I have been a runner for about three years now but I would never dare to call myself a good runner. Perhaps an avid one? (As defined by my perseverance in bad weather). In light of finishing my first ever 10K and since running is such a huge part of my life, I wanted to share my story of how running became so important to me.
The beginning of this story is the same as any other beginning, via the end of something else (in this case, a relationship). It was a difficult time: I was hurting emotionally and I could only pick myself up through exercise. I suppose there are other ways to do that but, thankfully, I picked out the healthiest (I would have to save those unconventional ways for the next hard break-up - after all, it's never too late to try weed for the first time, even if you're 75!).
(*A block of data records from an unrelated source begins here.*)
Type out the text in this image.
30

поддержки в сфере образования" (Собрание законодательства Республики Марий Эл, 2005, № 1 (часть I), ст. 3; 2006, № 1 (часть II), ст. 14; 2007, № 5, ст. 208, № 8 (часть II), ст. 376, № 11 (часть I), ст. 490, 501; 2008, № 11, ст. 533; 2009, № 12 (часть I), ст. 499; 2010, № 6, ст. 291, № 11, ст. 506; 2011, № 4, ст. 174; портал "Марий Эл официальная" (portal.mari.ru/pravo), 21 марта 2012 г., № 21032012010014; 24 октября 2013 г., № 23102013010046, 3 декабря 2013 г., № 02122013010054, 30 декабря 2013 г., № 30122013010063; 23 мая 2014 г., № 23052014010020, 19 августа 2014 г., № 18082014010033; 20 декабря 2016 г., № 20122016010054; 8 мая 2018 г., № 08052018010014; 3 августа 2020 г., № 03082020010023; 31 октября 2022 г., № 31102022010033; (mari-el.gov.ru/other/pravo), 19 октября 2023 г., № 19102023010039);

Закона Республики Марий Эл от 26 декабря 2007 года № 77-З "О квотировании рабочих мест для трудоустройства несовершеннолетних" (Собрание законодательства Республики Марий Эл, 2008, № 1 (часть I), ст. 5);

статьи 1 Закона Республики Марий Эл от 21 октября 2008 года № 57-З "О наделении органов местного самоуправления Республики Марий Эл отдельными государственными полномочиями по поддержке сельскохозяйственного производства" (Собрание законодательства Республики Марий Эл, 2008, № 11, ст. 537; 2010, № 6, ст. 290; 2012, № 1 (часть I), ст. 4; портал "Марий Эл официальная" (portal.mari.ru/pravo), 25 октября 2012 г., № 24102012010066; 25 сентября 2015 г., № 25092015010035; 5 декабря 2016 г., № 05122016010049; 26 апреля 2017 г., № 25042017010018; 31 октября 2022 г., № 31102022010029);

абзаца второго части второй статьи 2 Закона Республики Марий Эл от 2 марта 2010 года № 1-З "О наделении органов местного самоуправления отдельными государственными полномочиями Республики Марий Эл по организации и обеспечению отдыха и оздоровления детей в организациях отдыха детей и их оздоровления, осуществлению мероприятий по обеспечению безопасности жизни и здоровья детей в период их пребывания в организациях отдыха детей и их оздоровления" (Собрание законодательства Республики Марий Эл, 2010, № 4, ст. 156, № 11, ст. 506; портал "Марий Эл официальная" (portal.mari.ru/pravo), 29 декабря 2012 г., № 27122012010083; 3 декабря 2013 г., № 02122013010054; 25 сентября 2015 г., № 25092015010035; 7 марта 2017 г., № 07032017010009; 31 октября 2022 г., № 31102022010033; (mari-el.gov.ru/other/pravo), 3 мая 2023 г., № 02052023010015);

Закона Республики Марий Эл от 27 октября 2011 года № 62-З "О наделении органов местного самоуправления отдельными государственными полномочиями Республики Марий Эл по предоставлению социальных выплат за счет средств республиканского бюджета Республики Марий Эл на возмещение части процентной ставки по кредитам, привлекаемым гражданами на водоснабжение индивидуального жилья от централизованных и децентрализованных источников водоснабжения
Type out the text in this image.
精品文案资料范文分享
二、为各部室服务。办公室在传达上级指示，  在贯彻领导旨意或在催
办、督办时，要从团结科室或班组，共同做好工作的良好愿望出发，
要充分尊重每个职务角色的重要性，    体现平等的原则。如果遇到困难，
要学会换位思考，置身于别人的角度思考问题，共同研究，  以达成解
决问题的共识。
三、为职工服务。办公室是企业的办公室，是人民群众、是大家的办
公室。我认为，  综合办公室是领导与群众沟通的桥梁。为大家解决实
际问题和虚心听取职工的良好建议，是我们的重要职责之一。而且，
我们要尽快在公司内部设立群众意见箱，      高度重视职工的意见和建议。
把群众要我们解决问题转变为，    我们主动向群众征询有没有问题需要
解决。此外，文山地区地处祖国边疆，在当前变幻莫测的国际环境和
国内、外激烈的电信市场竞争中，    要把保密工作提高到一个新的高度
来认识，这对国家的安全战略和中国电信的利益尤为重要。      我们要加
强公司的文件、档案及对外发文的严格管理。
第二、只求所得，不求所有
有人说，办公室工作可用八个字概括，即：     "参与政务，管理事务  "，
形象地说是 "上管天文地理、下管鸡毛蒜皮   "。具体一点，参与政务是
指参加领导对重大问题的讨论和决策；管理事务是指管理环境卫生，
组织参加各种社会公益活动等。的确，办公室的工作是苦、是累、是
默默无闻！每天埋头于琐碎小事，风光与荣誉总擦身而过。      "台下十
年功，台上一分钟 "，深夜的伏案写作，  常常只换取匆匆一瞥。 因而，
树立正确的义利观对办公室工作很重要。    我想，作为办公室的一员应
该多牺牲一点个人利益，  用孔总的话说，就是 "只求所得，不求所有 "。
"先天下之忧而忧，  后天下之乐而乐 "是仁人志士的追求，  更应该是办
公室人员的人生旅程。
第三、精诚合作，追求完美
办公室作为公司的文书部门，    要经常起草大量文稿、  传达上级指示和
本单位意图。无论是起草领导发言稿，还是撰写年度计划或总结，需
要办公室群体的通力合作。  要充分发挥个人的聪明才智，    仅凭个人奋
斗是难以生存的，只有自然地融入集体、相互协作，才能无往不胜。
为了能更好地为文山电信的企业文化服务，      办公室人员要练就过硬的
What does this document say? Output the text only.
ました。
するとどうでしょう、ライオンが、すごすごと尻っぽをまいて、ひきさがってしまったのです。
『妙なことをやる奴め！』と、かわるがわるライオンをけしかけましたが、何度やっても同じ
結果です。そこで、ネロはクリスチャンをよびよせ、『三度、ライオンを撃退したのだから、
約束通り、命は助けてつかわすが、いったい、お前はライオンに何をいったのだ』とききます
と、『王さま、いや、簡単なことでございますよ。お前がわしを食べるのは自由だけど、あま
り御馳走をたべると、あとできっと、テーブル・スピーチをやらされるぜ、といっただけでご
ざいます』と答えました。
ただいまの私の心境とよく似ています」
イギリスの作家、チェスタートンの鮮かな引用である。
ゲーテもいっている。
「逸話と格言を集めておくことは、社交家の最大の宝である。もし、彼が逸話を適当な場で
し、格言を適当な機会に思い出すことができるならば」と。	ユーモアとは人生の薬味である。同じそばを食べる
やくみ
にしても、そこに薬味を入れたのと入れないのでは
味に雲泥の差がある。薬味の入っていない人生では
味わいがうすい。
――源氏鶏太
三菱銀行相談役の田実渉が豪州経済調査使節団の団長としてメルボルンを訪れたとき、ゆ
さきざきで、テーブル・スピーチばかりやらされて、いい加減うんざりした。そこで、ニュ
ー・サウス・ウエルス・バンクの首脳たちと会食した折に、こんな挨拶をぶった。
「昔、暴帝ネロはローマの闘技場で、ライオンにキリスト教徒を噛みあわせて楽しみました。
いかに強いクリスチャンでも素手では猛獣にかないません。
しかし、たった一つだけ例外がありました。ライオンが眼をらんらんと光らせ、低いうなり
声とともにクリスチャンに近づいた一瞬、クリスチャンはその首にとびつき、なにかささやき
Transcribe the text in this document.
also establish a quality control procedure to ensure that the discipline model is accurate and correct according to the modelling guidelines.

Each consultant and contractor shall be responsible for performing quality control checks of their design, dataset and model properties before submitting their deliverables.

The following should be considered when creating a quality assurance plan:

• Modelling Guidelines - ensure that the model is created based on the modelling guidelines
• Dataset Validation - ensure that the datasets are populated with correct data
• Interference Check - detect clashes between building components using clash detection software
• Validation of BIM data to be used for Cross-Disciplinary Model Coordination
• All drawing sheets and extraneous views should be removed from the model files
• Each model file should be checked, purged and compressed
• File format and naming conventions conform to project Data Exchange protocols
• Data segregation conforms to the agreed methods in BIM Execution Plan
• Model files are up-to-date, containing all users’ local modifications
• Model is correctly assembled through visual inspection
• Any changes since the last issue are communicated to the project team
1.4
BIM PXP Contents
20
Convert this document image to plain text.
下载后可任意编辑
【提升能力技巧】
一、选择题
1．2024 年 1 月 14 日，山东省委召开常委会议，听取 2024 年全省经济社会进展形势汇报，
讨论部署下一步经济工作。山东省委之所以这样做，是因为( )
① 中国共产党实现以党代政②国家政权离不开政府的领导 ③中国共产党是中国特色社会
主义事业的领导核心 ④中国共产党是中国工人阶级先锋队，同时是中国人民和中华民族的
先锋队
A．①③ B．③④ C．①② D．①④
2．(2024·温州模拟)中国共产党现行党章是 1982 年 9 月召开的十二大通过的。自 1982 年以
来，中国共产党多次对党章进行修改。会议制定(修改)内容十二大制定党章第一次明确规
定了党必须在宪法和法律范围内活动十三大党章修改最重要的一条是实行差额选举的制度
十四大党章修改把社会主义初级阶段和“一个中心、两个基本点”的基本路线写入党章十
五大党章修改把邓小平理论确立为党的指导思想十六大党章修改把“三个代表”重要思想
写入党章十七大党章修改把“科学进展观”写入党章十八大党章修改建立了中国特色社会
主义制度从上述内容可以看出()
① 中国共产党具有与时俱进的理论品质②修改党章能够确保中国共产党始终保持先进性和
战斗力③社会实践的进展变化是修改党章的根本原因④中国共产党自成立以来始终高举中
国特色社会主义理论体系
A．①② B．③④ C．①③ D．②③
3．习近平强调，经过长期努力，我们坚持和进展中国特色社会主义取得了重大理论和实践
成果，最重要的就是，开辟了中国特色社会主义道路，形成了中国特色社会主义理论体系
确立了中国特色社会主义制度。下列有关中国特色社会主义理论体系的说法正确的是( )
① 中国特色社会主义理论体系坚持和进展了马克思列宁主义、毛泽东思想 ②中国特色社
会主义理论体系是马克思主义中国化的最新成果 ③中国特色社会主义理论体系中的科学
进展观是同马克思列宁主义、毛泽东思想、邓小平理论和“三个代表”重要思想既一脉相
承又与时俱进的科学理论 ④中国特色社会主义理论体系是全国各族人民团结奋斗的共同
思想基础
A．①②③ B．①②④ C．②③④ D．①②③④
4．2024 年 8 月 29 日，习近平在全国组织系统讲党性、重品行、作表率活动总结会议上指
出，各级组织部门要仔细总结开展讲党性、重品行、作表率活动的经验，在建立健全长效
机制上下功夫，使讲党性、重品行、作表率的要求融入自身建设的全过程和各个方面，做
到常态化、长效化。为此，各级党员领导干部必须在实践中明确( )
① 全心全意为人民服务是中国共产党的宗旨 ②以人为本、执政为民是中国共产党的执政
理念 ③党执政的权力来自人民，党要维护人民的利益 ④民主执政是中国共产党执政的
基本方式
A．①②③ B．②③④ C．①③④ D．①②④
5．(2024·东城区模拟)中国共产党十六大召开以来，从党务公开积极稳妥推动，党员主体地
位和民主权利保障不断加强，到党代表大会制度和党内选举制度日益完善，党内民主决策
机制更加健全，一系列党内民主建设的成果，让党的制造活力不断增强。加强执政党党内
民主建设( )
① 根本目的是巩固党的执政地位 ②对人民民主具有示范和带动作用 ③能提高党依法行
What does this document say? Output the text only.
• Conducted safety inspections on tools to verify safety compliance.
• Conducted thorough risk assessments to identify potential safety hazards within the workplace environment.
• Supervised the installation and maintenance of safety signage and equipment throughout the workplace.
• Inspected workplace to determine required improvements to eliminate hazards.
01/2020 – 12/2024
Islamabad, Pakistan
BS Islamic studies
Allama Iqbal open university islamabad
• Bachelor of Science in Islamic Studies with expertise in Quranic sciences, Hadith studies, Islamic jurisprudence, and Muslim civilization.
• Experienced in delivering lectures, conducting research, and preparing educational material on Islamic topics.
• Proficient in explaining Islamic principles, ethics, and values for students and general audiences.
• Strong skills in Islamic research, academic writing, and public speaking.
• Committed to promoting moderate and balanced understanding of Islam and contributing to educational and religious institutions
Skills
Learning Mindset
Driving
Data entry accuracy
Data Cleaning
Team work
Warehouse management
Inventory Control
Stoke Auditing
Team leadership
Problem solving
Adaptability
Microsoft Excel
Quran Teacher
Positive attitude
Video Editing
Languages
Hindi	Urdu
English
All of that sounded wonderful until I realized I was unable to run a mile without feeling like I am about to drop dead from a heart attack (at the astonishing rate of about 13 minutes per mile nonetheless!). That was terrifying. I was merely 27 years old yet my heart felt like it could not keep up with me.
So I started slowly and patiently, not even knowing whether running was the answer. I would go to Houston's Memorial Park (which has a convenient 3-mile running trail) and try to run but find the need to walk half of the trace and sometimes more. At the time, the goal of being able to run all 3 miles without walking seemed like a huge stretch.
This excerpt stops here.